An Equality Bill amendment calling for enforced retirement to be scrapped by the end of 2011 is due to be debated in the House of Lords next week, Personnel Today has learned.

Anthony Lester, a human rights lawyer and Liberal Democrat peer, told the magazine his amendment would call for a “sunset clause” to be added to the Bill so that if the government failed to remove the default retirement age (DRA) of 65 by 2011, it would be abolished through the equality legislation.

The amendment is due to be debated during the House of Lords report stage of the Bill on 2 March.

Lester said: “The government has said they would like to get rid of the DRA sometime in 2011. My amendment is designed to make sure they do so by [the end of] 2011.”

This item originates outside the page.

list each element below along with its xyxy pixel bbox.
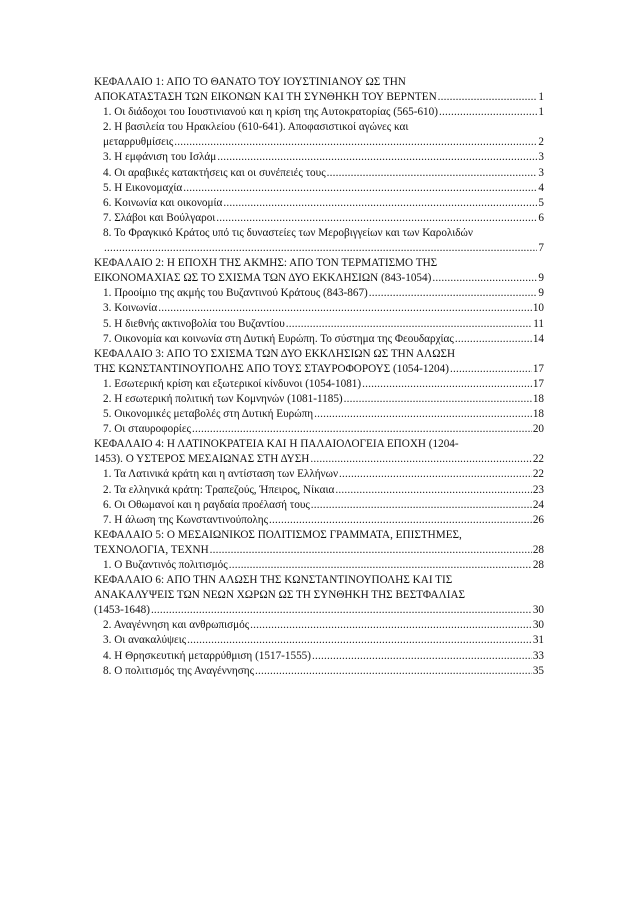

Lester was forced to withdraw a previous amendment to the Bill calling for the DRA to be removed immediately, because the Lords ruled they should wait for the government review on its usage, due this summer.

Rachel Krys, director of the Employers Forum on Age, supported Lester’s new amendment, saying she was concerned the government’s review of the DRA “could get lost” post-election, so removal of the regulation should be written into the Bill.

She said: “It would be great to get a decision before the election and the Equality Bill is a great way to do that.”

Lester has also tabled an amendment for debate next week calling for enforced pay auditing for companies with more than 100 staff, rather than the current wording in the legislation which states the government could force companies with 250 or more staff to report their pay audits if enough progress hasn’t been made voluntarily by 2013.

Meanwhile, concerns are growing that the Bill could enter ‘parliamentary wash-up’ once an election is called, meaning all aspects of the legislation would have to be agreed upon or rejected before voters take to the polls.

Cabinet Office guidance on the wash-up process states that in seeking this agreement “there will invariably be sacrifices to be made.”

“Some Bills might be lost completely, others might be progressed quickly but in a much-shortened form,” it says.

Lester warned the wash-up could allow the Conservatives to “hold the Bill to ransom” and turn its passage into a “bargaining process”.

“It’s likely to weaken what’s in the Bill now,” he said, with measures including positive action and mandatory pay audits potentially at risk.

Krys said she was confident the Bill would get onto the statute books before the election but said if it did not she would be concerned it would “just become a trading opportunity and inevitably there will be quite big compromises made”.

The Cabinet Office was not able to comment on the wash-up process until an election had been called.